Scott Reitherman’s new project _____ plunges participants into an aural experience of New York City in ways that charge the stories with a spatially dynamic liveliness. Building on traditions of psychogeographic derivés, sound walks, and historical neighborhood tours, Reitherman’s project transforms the pedestrian experience into anything but that.
We are accompanied through an aimless stroll of the city with Reitherman as our ghostly narrator, who - through the use of binaural audio recordings - appears at times to walk beside or in front of us, telling us stories of the characters behind the local businesses as we pass them or reading pieces from the New York Times of location specific relevance.
We are prompted to consider classic themes of urban life like voyeurism and loneliness and alter how we perceive our own exteriority within public space via a variety of playful interventions (e.g., “For the next 30 seconds, pretend you are a spy”).
Furthermore, the noise of the street is passed through our headphone mic and spun out in real time to our ears as music, constrained to different keys or moods depending on which zone of the city you’re in. On Houston and Broadway I felt the musical backdrop change to a chaotic, anxious minor chord, yet when I wandered into Central Park I felt the generative score melt into a placid and calming backdrop. Best of all, your experience is guaranteed to differ: particularly depending on time of day, location, and random sonic chance (e.g., car horns, ambulance sirens, people yelling at each other).

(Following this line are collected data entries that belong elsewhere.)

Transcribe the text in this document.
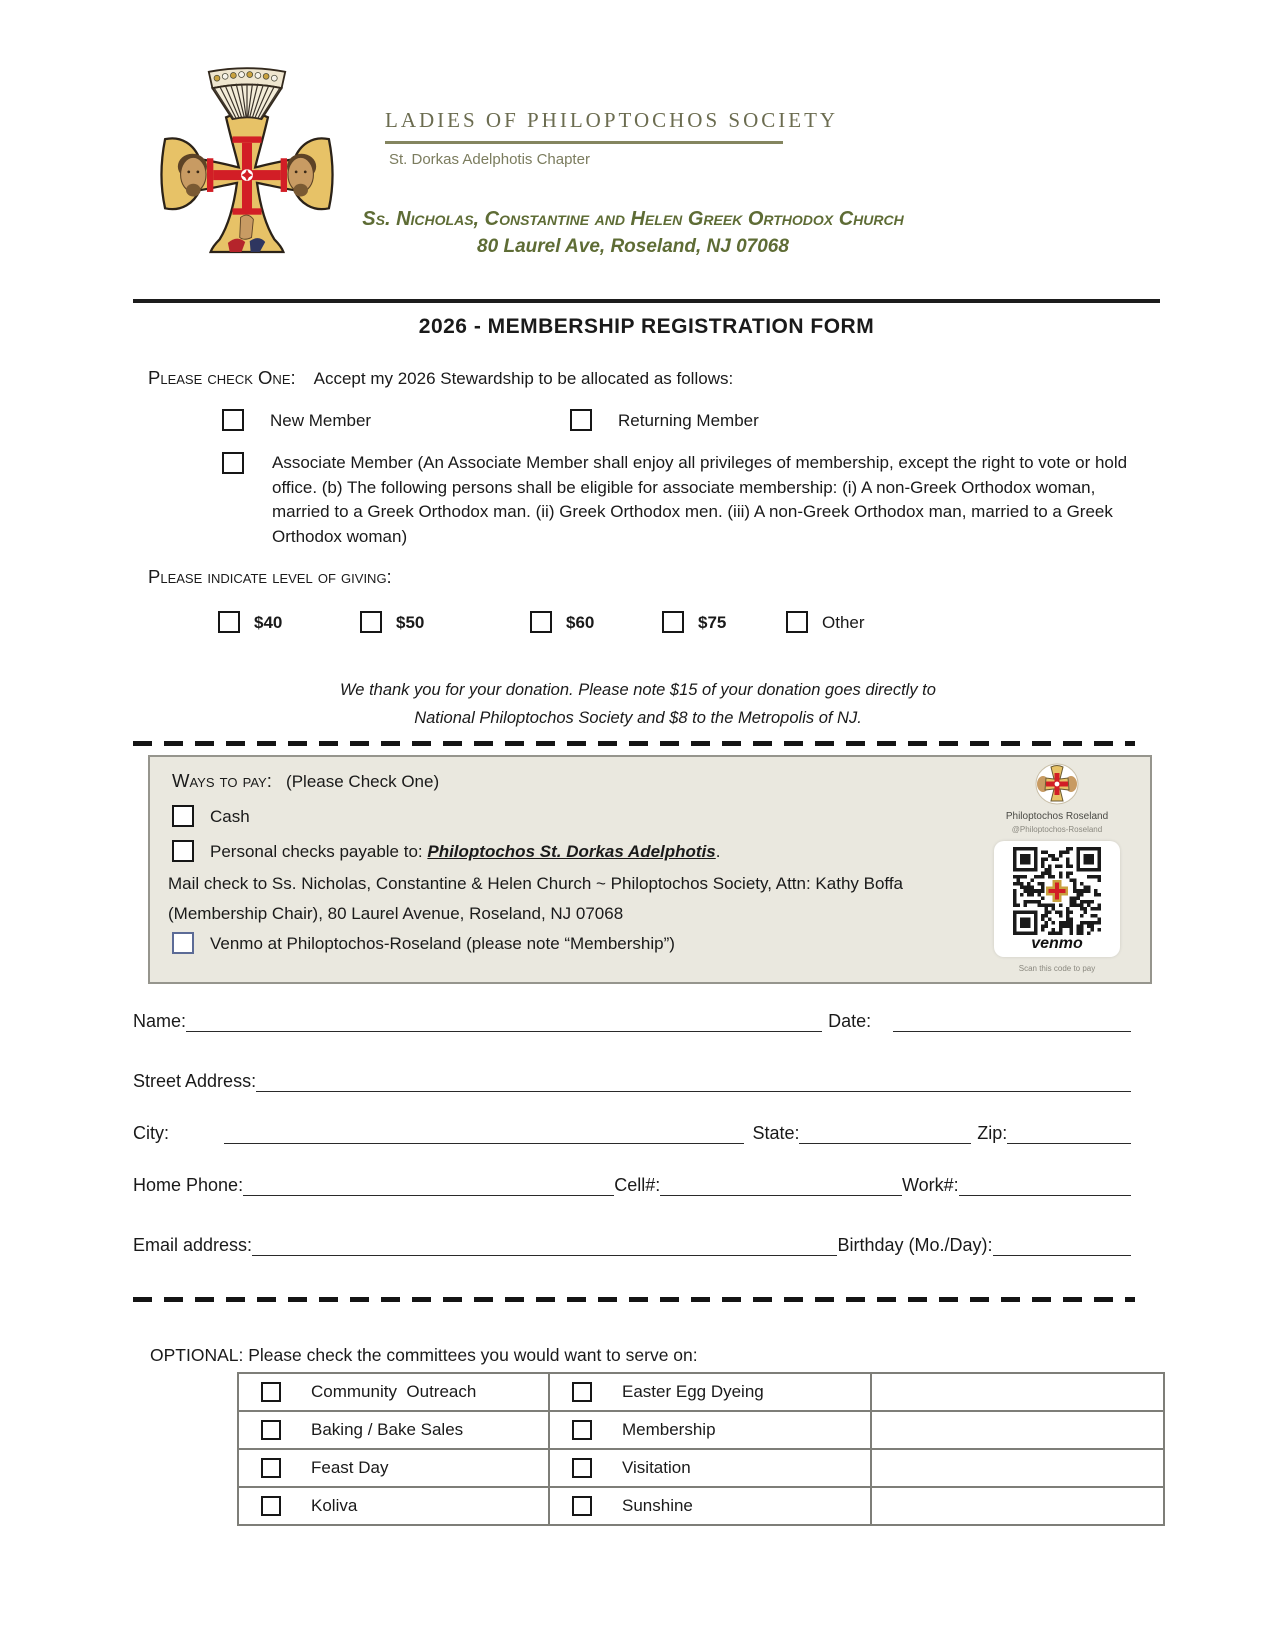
LADIES OF PHILOPTOCHOS SOCIETY
St. Dorkas Adelphotis Chapter
Ss. Nicholas, Constantine and Helen Greek Orthodox Church
80 Laurel Ave, Roseland, NJ 07068
2026 - MEMBERSHIP REGISTRATION FORM
Please check One: Accept my 2026 Stewardship to be allocated as follows:
New Member	Returning Member
Associate Member (An Associate Member shall enjoy all privileges of membership, except the right to vote or hold office. (b) The following persons shall be eligible for associate membership: (i) A non-Greek Orthodox woman, married to a Greek Orthodox man. (ii) Greek Orthodox men. (iii) A non-Greek Orthodox man, married to a Greek Orthodox woman)
Please indicate level of giving:
$40	$50	$60	$75	Other
We thank you for your donation. Please note $15 of your donation goes directly to
National Philoptochos Society and $8 to the Metropolis of NJ.
Ways to pay: (Please Check One)
Cash
Personal checks payable to: Philoptochos St. Dorkas Adelphotis.
Mail check to Ss. Nicholas, Constantine & Helen Church ~ Philoptochos Society, Attn: Kathy Boffa (Membership Chair), 80 Laurel Avenue, Roseland, NJ 07068
Venmo at Philoptochos-Roseland (please note “Membership”)
Philoptochos Roseland
@Philoptochos-Roseland
venmo
Scan this code to pay
Name:	Date:
Street Address:
City:	State:	Zip:
Home Phone:	Cell#:	Work#:
Email address:	Birthday (Mo./Day):
OPTIONAL: Please check the committees you would want to serve on:
Community  Outreach	Easter Egg Dyeing	

Baking / Bake Sales	Membership	

Feast Day	Visitation	

Koliva	Sunshine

These provocative and hi-fidelity aural interventions are impactful, and we are left never quite knowing what is real and what is prerecorded sound. The pacing of our guide’s footsteps subtly pace the experience, and conversations pass by your head that may or may not belong to the humans on the street with you. I found my attention drawn towards other observations as well when I removed the headphones. For example, I’ve never been made to consider just how loud and noise polluted this city is until I took this walk with Reitherman.

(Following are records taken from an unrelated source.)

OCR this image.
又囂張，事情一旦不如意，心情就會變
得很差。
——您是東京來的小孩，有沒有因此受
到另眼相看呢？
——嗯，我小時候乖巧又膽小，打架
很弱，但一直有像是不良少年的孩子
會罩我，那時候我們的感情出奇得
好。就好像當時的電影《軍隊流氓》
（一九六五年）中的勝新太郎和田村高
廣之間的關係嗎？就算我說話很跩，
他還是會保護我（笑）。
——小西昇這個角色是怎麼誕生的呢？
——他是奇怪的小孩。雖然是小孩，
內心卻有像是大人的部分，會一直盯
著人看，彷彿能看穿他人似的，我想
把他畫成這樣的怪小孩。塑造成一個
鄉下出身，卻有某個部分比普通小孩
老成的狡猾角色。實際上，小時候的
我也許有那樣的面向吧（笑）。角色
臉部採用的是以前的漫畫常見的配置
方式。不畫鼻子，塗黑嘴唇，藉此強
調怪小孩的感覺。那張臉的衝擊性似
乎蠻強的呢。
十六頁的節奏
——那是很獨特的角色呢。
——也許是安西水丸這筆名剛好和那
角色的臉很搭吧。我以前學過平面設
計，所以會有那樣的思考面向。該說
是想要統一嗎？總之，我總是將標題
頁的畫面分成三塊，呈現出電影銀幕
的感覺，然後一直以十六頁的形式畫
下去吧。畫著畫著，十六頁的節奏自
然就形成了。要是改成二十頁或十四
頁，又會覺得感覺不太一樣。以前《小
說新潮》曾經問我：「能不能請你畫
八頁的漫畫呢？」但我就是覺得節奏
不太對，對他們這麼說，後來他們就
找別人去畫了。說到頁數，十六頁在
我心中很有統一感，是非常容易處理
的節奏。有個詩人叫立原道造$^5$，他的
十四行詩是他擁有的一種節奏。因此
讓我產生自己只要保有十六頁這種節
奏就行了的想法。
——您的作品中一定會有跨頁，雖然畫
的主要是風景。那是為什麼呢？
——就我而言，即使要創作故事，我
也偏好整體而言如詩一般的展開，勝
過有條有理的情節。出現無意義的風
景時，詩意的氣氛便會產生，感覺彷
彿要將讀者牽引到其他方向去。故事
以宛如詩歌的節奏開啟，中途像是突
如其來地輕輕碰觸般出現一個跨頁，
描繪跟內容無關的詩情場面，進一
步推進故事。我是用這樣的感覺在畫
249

Along the way we move through cinematic scenes and stories - almost like an interactive podcast - and as we are encouraged to wander freely and without destination our personal acoustic adventure unfolds. The adventure lasts as long as you like, and if you want you can mute the narrator and just enjoy your personalized soundtrack. If you want to feel more co-authorship, there's a map that indicates where to find new narrative easter eggs, subtly gamifying the walk in a way that suggests an acoustically focused spin on part of what made Pokemon GO such a success.

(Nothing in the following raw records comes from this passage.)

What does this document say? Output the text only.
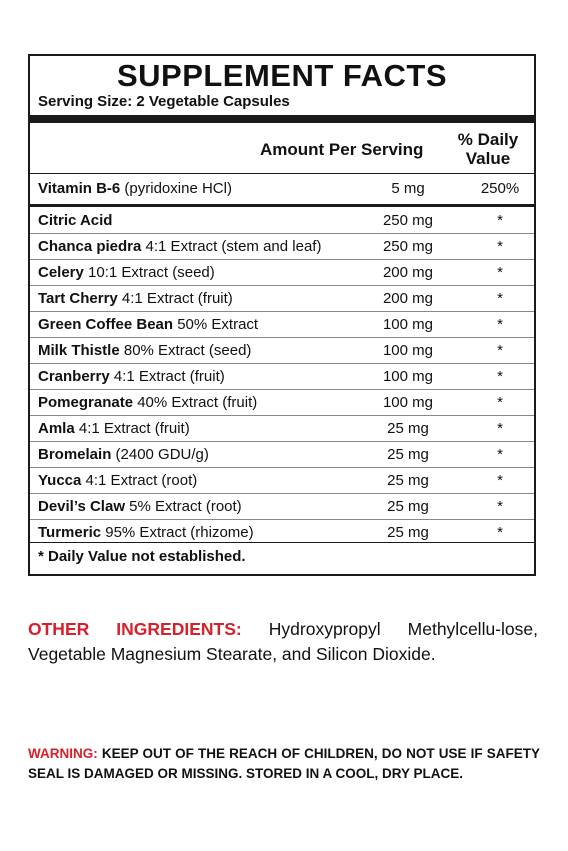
SUPPLEMENT FACTS
Serving Size: 2 Vegetable Capsules
Amount Per Serving
% Daily
Value
Vitamin B-6 (pyridoxine HCl)	5 mg	250%
Citric Acid	250 mg	*
Chanca piedra 4:1 Extract (stem and leaf)	250 mg	*
Celery 10:1 Extract (seed)	200 mg	*
Tart Cherry 4:1 Extract (fruit)	200 mg	*
Green Coffee Bean 50% Extract	100 mg	*
Milk Thistle 80% Extract (seed)	100 mg	*
Cranberry 4:1 Extract (fruit)	100 mg	*
Pomegranate 40% Extract (fruit)	100 mg	*
Amla 4:1 Extract (fruit)	25 mg	*
Bromelain (2400 GDU/g)	25 mg	*
Yucca 4:1 Extract (root)	25 mg	*
Devil’s Claw 5% Extract (root)	25 mg	*
Turmeric 95% Extract (rhizome)	25 mg	*
* Daily Value not established.
OTHER INGREDIENTS: Hydroxypropyl Methylcellu-lose, Vegetable Magnesium Stearate, and Silicon Dioxide.
WARNING: KEEP OUT OF THE REACH OF CHILDREN, DO NOT USE IF SAFETY SEAL IS DAMAGED OR MISSING. STORED IN A COOL, DRY PLACE.
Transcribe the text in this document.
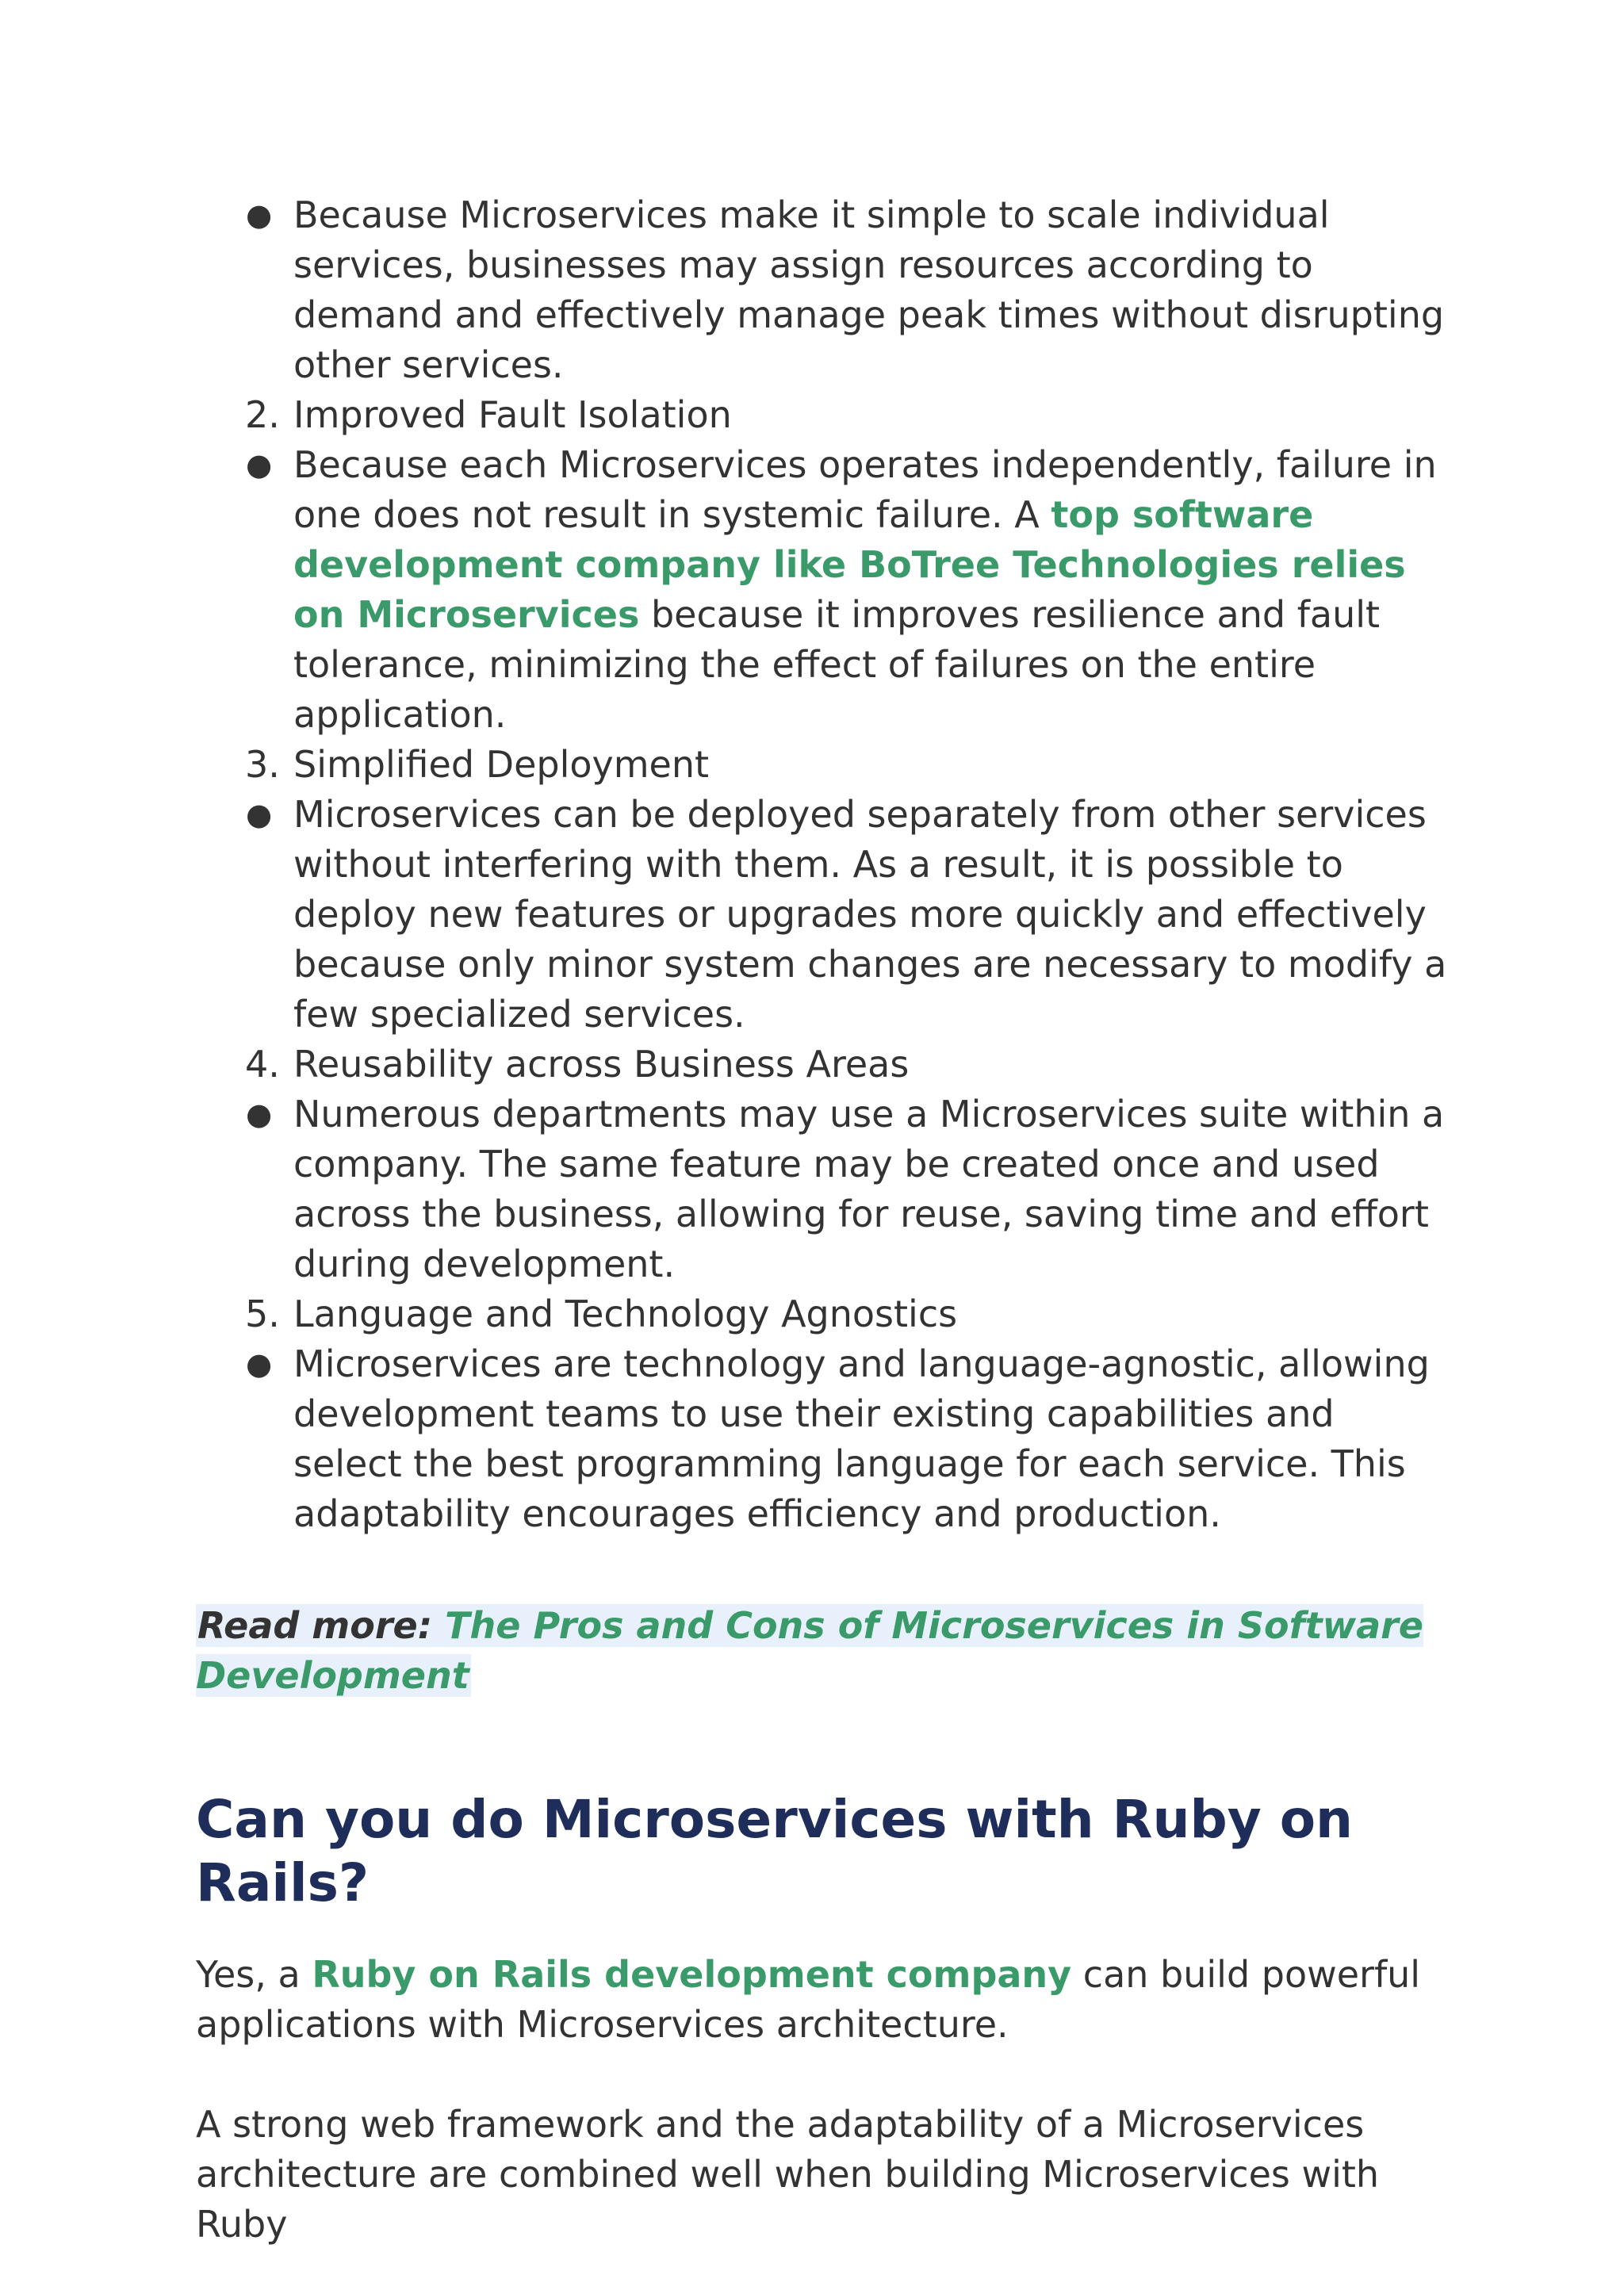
● Because Microservices make it simple to scale individual services, businesses may assign resources according to demand and effectively manage peak times without disrupting other services.
2. Improved Fault Isolation
● Because each Microservices operates independently, failure in one does not result in systemic failure. A top software development company like BoTree Technologies relies on Microservices because it improves resilience and fault tolerance, minimizing the effect of failures on the entire application.
3. Simplified Deployment
● Microservices can be deployed separately from other services without interfering with them. As a result, it is possible to deploy new features or upgrades more quickly and effectively because only minor system changes are necessary to modify a few specialized services.
4. Reusability across Business Areas
● Numerous departments may use a Microservices suite within a company. The same feature may be created once and used across the business, allowing for reuse, saving time and effort during development.
5. Language and Technology Agnostics
● Microservices are technology and language-agnostic, allowing development teams to use their existing capabilities and select the best programming language for each service. This adaptability encourages efficiency and production.
Read more: The Pros and Cons of Microservices in Software Development
Can you do Microservices with Ruby on Rails?

Yes, a Ruby on Rails development company can build powerful applications with Microservices architecture.

A strong web framework and the adaptability of a Microservices architecture are combined well when building Microservices with Ruby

Yet crucially, I found myself mostly unconcerned with seeking out moments on the map; they always found me. The intimacy of this mixed reality experience is impactful: before long you are walking, breathing and wondering as one with Reitherman. It’s a simple and beautifully invasive trick he has cast that will delight fans of podcasts, ambient music, and augmented reality, in ways that are refreshingly focused not on the visual but the powerful immersive storytelling qualities of the aural.